The front of the stage this year was lined with 42 photos from the VFW Hall, Valley County soldiers killed in action. The VFW only has pictures of about half of those who died in war.

Steve Page, who was in the Special Forces in Vietnam, had to gulp once or twice as he started his Veterans Day address, because he followed the EQ Singers' rendition of "The Ballad of the Green Berets." He traced some history, noting that during both major wars in the 20th century, the population of Montana was barely 500,000, yet more than 50,000 men and women entered the armed services, the highest per capita participation of any state. Montana also suffered the highest per capita casualties, he said.

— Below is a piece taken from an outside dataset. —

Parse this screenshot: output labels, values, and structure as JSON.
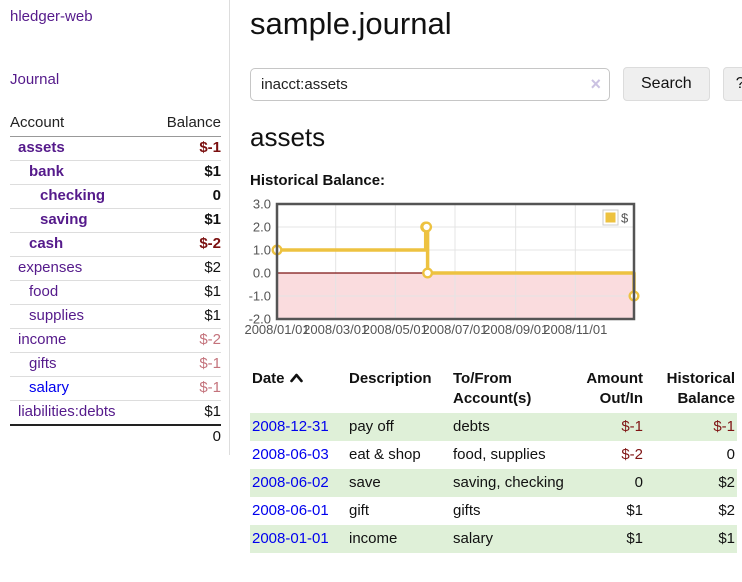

He recalled the formation in 1894 of the First Montana Volunteers, which saw service in the Philippines and in WW I became the 163rd Infantry Regiment, filled mostly with men from northeast Montana. The 163rd was activated again in 1940 and fought for three years in the Pacific.

Cap Holter served in the 163rd. Page quoted him as saying, "It was a hell of a place to have to fight a war."

Page said planning is complete for a Northeast Montana Veterans Memorial Park in Fort Peck. Groundbreaking near the flagpole at the top of the parade ground in the center of the town is planned for March 2014. The central monument is designed to evoke the style of the powerhouses at the dam.

The total cost will be between $750,000 and $1 million, but it will be done in phases, with the first goal to raise $250,000 by Memorial Day next year.

"This will be a magnificent portrayal of gratitude by all nine counties of northeast Montana," he said. "I ask your support."

For more information and to donate to the veterans memorial park in Fort Peck, visit www.VeteransMT.org. Lisa Olk is the executive secretary of the organization, 228-2223.

The Glasgow High School Band, under the direction of Brad Persinger, contributed patriotic music and a medley of the songs of armed services, during which veterans stood for the song of their branch of service.

Persinger and Leonard Swenson played the haunting echo version of "Taps" at the end of the ceremony.